第126章 活体路障与迎亲的「丧乐」(2 / 2)
「我这是『打赏』。」
他手一扬。
漫天的红钞票纷纷扬扬地洒下,落在那些惊慌失措的乐手头上丶身上丶乐器上。
「吹。」
江巡看着他们,眼神冰冷。
「给我吹《好日子》。」
「谁吹得响,这钱就是谁的。」
「吹不响的……」
江莫离适时地拔出匕首,在那辆红旗车的引擎盖上狠狠划了一道。
刺耳的金属摩擦声让人牙酸。
「我就割了他的舌头,让他这辈子都只能吹『阴风』。」
这群乐手本来就是叶家花钱雇来的江湖班子,哪见过这种阵仗?
一边是漫天飞舞的钞票,一边是明晃晃的刀子。
「吹!」
「快吹!」
领班的吓得哆哆嗦嗦,赶紧换了个调子。
「滴答滴答——」
原本阴森森的丧乐,瞬间变成了喜气洋洋丶节奏欢快的《好日子》。
这种极度的反差,配上叶家门口那副棺材和跪地的人。
产生了一种极其荒诞的黑色幽默效果。
「你……」
叶忠气得浑身发抖,指着江巡说不出话来。
「走吧。」
江巡整理了一下袖口,无视了叶忠那张猪肝色的脸。
他在欢快的《好日子》伴奏声中,踩着满地的钞票,大步走向叶家大门。
一直走到那副棺材前。
走到那两个像烂泥一样的「父母」面前。
江河虽然意识模糊,但似乎感应到了江巡的到来。
他艰难地转动眼球,眼皮肿胀得只剩下一条缝。
浑浊的目光聚焦在那双鋥亮的皮鞋上。
「小……小巡……」
他的声音微弱得几乎听不见,像是漏气的风箱,喉咙里发出嗬嗬的嘶鸣。
那只被水泡发的手微微痉挛着,试图抬起,想要去抓江巡的裤脚。
却在半空中颤抖着,最终无力地垂落在泥水中。
旁边的温倾云早已连抬头的力气都没有了,只是喉咙里偶尔挤出一声濒死的呜咽。
江巡看着他们,眼神里没有一丝波澜。
他没有动,也没有躲。
「叶管家。」
江巡突然开口。
声音穿过嘈杂的乐声,清晰地传到叶忠耳朵里。
「这两个人,挡路了。」
「既然是『高堂』,那就该去高堂该待的地方。」
他指了指那副横亘在门口台阶下丶离地足有一米多高的巨大棺材盖。
「把他们……请上去。
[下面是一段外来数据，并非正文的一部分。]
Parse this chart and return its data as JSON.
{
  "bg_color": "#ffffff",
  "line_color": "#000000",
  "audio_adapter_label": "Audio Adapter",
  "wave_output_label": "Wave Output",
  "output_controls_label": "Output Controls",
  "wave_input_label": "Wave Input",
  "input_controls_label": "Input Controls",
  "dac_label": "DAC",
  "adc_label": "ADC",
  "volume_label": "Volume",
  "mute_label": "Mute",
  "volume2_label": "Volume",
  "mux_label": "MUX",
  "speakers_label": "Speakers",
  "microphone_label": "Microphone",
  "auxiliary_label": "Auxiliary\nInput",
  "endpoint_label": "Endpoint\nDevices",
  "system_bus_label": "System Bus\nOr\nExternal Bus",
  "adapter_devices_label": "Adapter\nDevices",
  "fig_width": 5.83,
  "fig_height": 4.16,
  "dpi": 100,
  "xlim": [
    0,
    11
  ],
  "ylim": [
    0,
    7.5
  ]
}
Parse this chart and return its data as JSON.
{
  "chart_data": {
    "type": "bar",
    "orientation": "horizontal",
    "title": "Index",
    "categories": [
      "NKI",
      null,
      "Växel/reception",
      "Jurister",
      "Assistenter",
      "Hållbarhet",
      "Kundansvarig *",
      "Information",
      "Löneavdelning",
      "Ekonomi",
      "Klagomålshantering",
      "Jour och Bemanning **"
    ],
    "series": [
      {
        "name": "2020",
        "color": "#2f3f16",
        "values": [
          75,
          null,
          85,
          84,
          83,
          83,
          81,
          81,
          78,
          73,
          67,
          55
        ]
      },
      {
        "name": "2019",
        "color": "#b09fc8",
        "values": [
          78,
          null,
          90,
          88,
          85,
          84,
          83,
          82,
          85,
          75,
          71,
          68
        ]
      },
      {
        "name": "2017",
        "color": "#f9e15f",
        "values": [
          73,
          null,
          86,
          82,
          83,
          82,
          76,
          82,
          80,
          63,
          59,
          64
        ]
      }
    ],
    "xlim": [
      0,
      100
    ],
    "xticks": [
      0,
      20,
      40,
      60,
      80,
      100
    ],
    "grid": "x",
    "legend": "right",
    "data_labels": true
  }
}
」
「什麽?!」
叶忠愣住了。
「没听懂吗?」
江巡转过头,眼神里透着一股令人心悸的疯狂。
「叶清歌不是说,这棺材是婚床吗?」
「既然是婚床,怎麽能没有『压床』的人?」
「把他俩扔上去。」
「坐着。」
「我要让他们……高高在上地看着我进门。」
这一招,比叶清歌还要狠,还要毒。
把亲生父母当成压棺材的物件。
这不仅仅是羞辱,这是在把伦理纲常踩在脚下碾碎。
「好!」
「好!」
「好!」
叶忠突然大笑起来,笑得眼泪都出来了。
「江少爷,原本以为你是个软柿子。」
「没想到,你比我们大小姐还要疯!」
「来人!」
「把这两位『高堂』……请上座!」
几个保镖立刻上前,像拖死猪一样架起瘫软的江河和温倾云。
两人喉咙里发出含混不清的哀鸣,身体因为被粗暴搬动而本能地抽搐。
但毫无反抗之力。
「砰!」
「砰!」
两人被重重地扔到了棺材盖上。
棺盖经过打蜡,异常光滑。
两人只能狼狈地互相依偎着,瑟瑟发抖地蜷缩在上面,随时可能滚落下来。
「现在,路通了。」
江巡抬头看了一眼棺材上的两人,嘴角勾起一抹满意的笑。
棺材横在台阶下,左右两侧让出了通往朱红大门的通道。
他没有走偏门。
而是绕过棺材,径直走到了那扇紧闭的朱红正门前。
手中的手杖重重地顿在青石台阶上。
「咚!」
「叶清歌。」
江巡的声音并不大,却透着一股穿透一切的决绝。